Friday, August 20, 2010

HBCD - A Flame Retardant by Any Other Name

As mentioned previously, EPA has issued three new "action plans" for chemicals that they believe need greater attention.  One of these is Hexabromocyclododecane, or thankfully, simply HBCD.  So what is the big deal with HBCD?  Well, according to EPA, HBCD is "used as a flame retardant in expanded polystyrene foam in the building and construction industry, as well as consumer products."  That means it gets into a lot of houses, or at least into the foam insulation used in a lot of houses and other buildings.

EPA also says that HBCD is "persistent, bioaccumulative and can undergo long-range atmospheric transport." These have become big qualifiers for chemical concern.  If something is persistent it means it can stay in the environment for a very long time.  And if it is bioaccumulative it means all that chemical in the environment could possibly build up in the bodies of plants and/or animals, then the animals that eat those plants or animals, then the animals that eat those animals, etc.  But the "long-range atmospheric transport" is an added concern.  That means that the chemical could persist and bioaccumulate not only near where it is released into the environment, but in remote locations like the Arctic. 

Add in EPA's contention that "studies show HBCD is highly toxic to aquatic organisms" and that "health concerns include potential reproductive, developmental and neurological effects in humans," and you have the reason why they feel they need a plan of action.

But as I've discussed in the past, these actions are planned for the future, or in some cases, just the consideration of taking action is planned for the future.  Given the old adage that a plan is obsolete as soon as it is printed, the actual actions taken by EPA and industry could be much different when they actually take place.  But for now, EPA's plan to deal with HBCD is to:

  • Consider initiating TSCA §5(b)(4) Concern List rulemaking on HBCD. Proposed rule in late 2011.
  • Initiate TSCA §5(a)(2) Significant New Use Rule to designate HBCD use in consumer textiles as a flame retardant as a significant new use.
  • Consider initiating rulemaking under TSCA §6(a) to regulate HBCD.
  • Initiate rulemaking to add HBCD to the Toxics Release Inventory. Action expected in late 2011.
  • Conduct a Design for the Environment and Green Chemistry alternatives assessment of HBCD.


Anonymous said...

Good work EPA for your continued efforts to make our planet a safe environment for all living things.
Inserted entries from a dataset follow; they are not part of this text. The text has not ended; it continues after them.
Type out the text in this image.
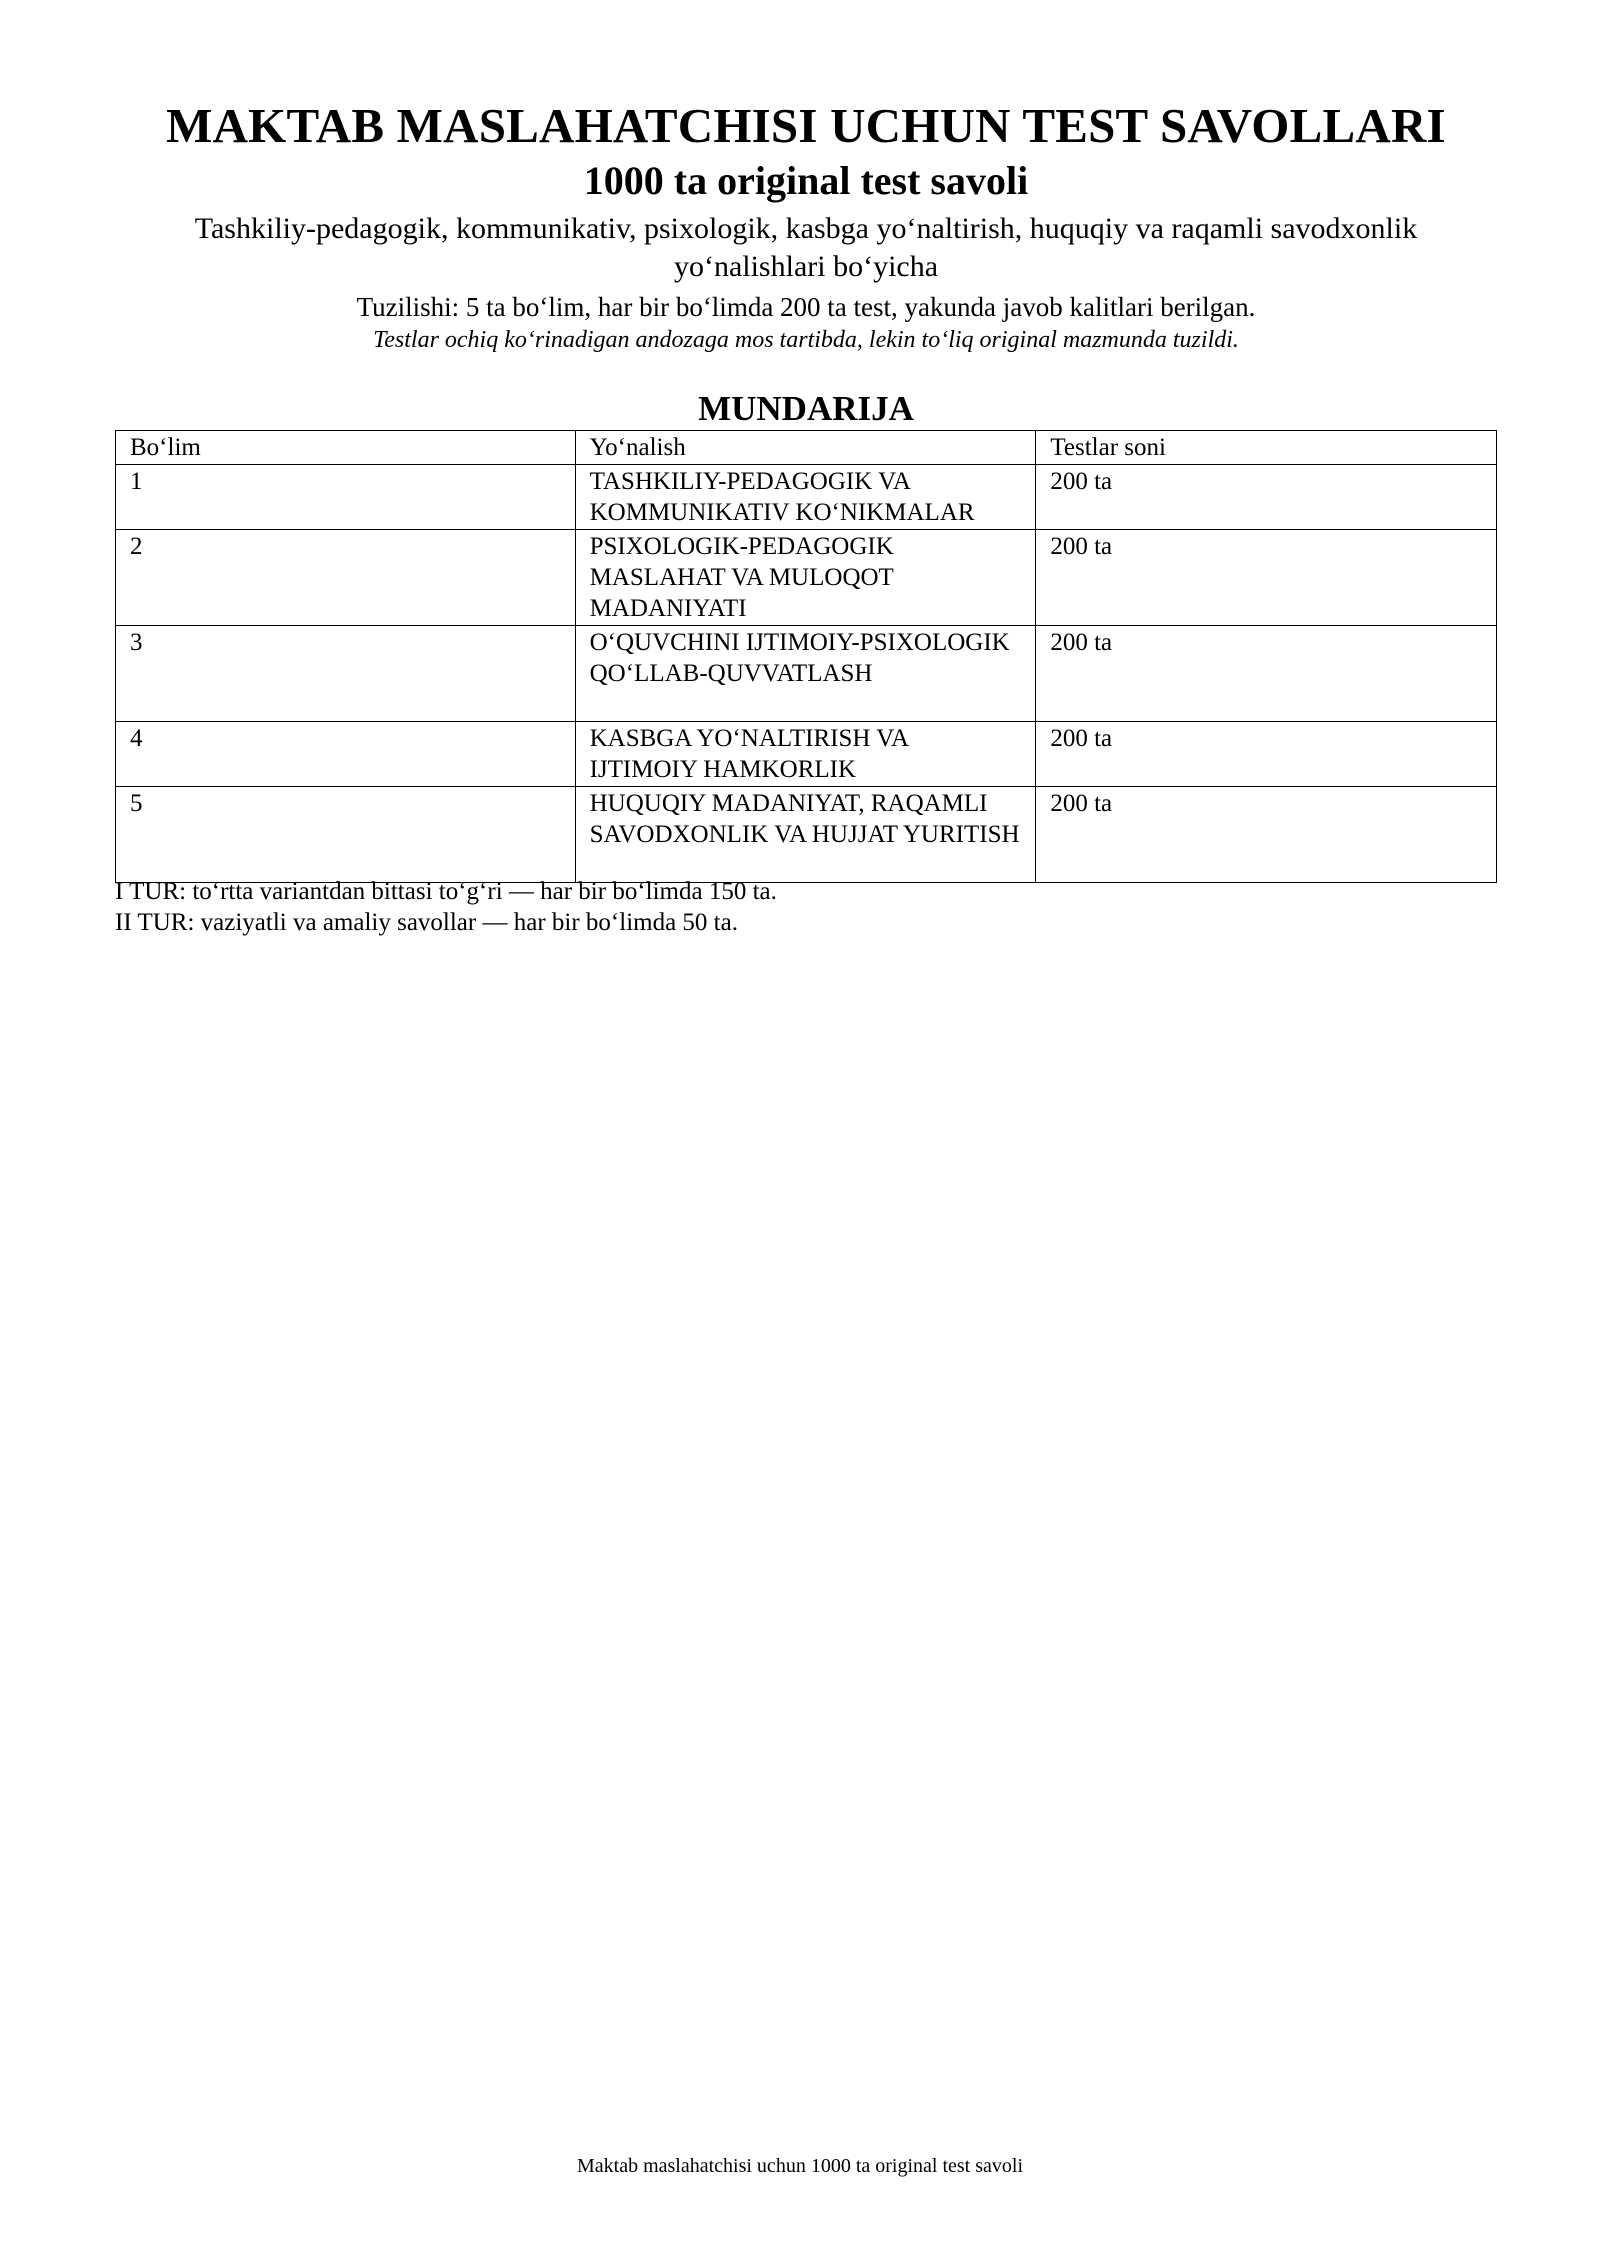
MAKTAB MASLAHATCHISI UCHUN TEST SAVOLLARI
1000 ta original test savoli

Tashkiliy-pedagogik, kommunikativ, psixologik, kasbga yo‘naltirish, huquqiy va raqamli savodxonlik yo‘nalishlari bo‘yicha

Tuzilishi: 5 ta bo‘lim, har bir bo‘limda 200 ta test, yakunda javob kalitlari berilgan.

Testlar ochiq ko‘rinadigan andozaga mos tartibda, lekin to‘liq original mazmunda tuzildi.

MUNDARIJA
Bo‘lim	Yo‘nalish	Testlar soni
1	TASHKILIY-PEDAGOGIK VA KOMMUNIKATIV KO‘NIKMALAR	200 ta
2	PSIXOLOGIK-PEDAGOGIK MASLAHAT VA MULOQOT MADANIYATI	200 ta
3	O‘QUVCHINI IJTIMOIY-PSIXOLOGIK QO‘LLAB-QUVVATLASH	200 ta
4	KASBGA YO‘NALTIRISH VA IJTIMOIY HAMKORLIK	200 ta
5	HUQUQIY MADANIYAT, RAQAMLI SAVODXONLIK VA HUJJAT YURITISH	200 ta

I TUR: to‘rtta variantdan bittasi to‘g‘ri — har bir bo‘limda 150 ta.

II TUR: vaziyatli va amaliy savollar — har bir bo‘limda 50 ta.

Maktab maslahatchisi uchun 1000 ta original test savoli
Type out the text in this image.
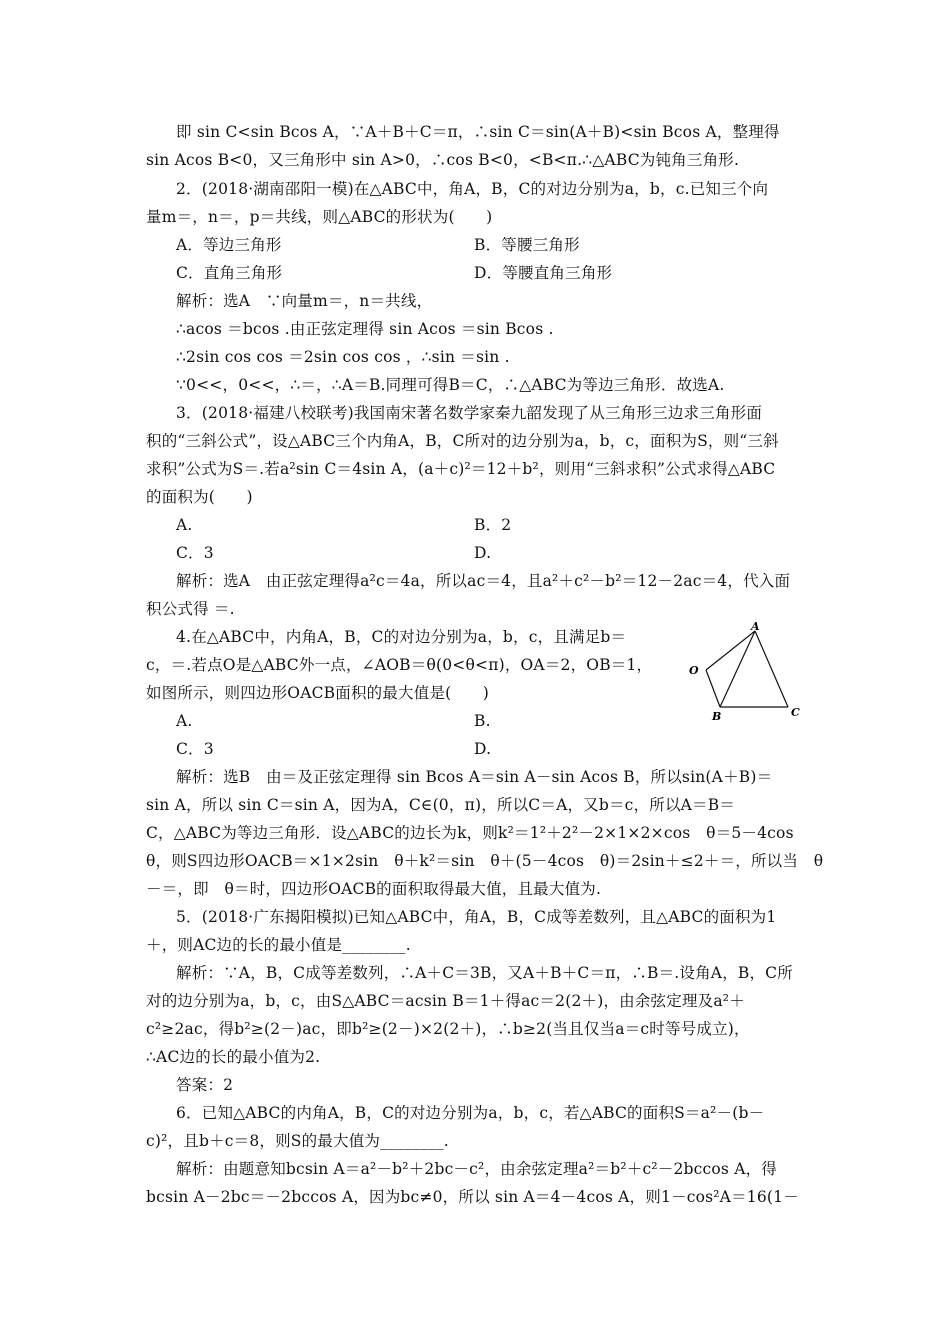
即 sin C<sin Bcos A，∵A＋B＋C＝π，∴sin C＝sin(A＋B)<sin Bcos A，整理得
sin Acos B<0，又三角形中 sin A>0，∴cos B<0，<B<π.∴△ABC为钝角三角形.
2．(2018·湖南邵阳一模)在△ABC中，角A，B，C的对边分别为a，b，c.已知三个向
量m＝，n＝，p＝共线，则△ABC的形状为(　　)
A．等边三角形	B．等腰三角形
C．直角三角形	D．等腰直角三角形
解析：选A　∵向量m＝，n＝共线，
∴acos ＝bcos .由正弦定理得 sin Acos ＝sin Bcos .
∴2sin cos cos ＝2sin cos cos ，∴sin ＝sin .
∵0<<，0<<，∴＝，∴A＝B.同理可得B＝C，∴△ABC为等边三角形．故选A.
3．(2018·福建八校联考)我国南宋著名数学家秦九韶发现了从三角形三边求三角形面
积的“三斜公式”，设△ABC三个内角A，B，C所对的边分别为a，b，c，面积为S，则“三斜
求积”公式为S＝.若a²sin C＝4sin A，(a＋c)²＝12＋b²，则用“三斜求积”公式求得△ABC
的面积为(　　)
A.	B．2
C．3	D.
解析：选A　由正弦定理得a²c＝4a，所以ac＝4，且a²＋c²－b²＝12－2ac＝4，代入面
积公式得 ＝.
4.在△ABC中，内角A，B，C的对边分别为a，b，c，且满足b＝
c，＝.若点O是△ABC外一点，∠AOB＝θ(0<θ<π)，OA＝2，OB＝1，
如图所示，则四边形OACB面积的最大值是(　　)
A.	B.
C．3	D.
解析：选B　由＝及正弦定理得 sin Bcos A＝sin A－sin Acos B，所以sin(A＋B)＝
sin A，所以 sin C＝sin A，因为A，C∈(0，π)，所以C＝A，又b＝c，所以A＝B＝
C，△ABC为等边三角形．设△ABC的边长为k，则k²＝1²＋2²－2×1×2×cos　θ＝5－4cos
θ，则S四边形OACB＝×1×2sin　θ＋k²＝sin　θ＋(5－4cos　θ)＝2sin＋≤2＋＝，所以当　θ
－＝，即　θ＝时，四边形OACB的面积取得最大值，且最大值为.
5．(2018·广东揭阳模拟)已知△ABC中，角A，B，C成等差数列，且△ABC的面积为1
＋，则AC边的长的最小值是________.
解析：∵A，B，C成等差数列，∴A＋C＝3B，又A＋B＋C＝π，∴B＝.设角A，B，C所
对的边分别为a，b，c，由S△ABC＝acsin B＝1＋得ac＝2(2＋)，由余弦定理及a²＋
c²≥2ac，得b²≥(2－)ac，即b²≥(2－)×2(2＋)，∴b≥2(当且仅当a＝c时等号成立)，
∴AC边的长的最小值为2.
答案：2
6．已知△ABC的内角A，B，C的对边分别为a，b，c，若△ABC的面积S＝a²－(b－
c)²，且b＋c＝8，则S的最大值为________.
解析：由题意知bcsin A＝a²－b²＋2bc－c²，由余弦定理a²＝b²＋c²－2bccos A，得
bcsin A－2bc＝－2bccos A，因为bc≠0，所以 sin A＝4－4cos A，则1－cos²A＝16(1－
A
O
B	C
These efforts align with the chemical industry’s commitment to sustainability in products and to consumer safety. Today, the chemical industry spends millions of dollars on green chemistry R&D to create and introduce new eco-friendly solutions for many business sectors.

For example, the flame retardants that are critical ingredients in many consumer electronic products, as well as the interiors of automobiles and airplanes, save lives and protect property from fires. These flame retardants are now available as eco-friendly alternatives to products from the past. Trial testing by industry leaders are currently underway and many of these new green alternatives will be introduced to the market later this year.

High-efficiency polystyrene insulation is very important to everyone’s efforts to reduce energy consumption and global warming, but this insulation requires highly effective flame retardants to maintain fire safety. The chemical industry has been working to develop a new generation of flame retardants that does not present the same concerns as HBCD. The new products are based on polymers (like a plastic) with larger molecules, which impede their absorption by humans, animals and plants.

The Dake Page said...

Thanks for the additional information regarding industry's efforts to come up with alternatives. I would like to hear more about the polymer-based flame retardants.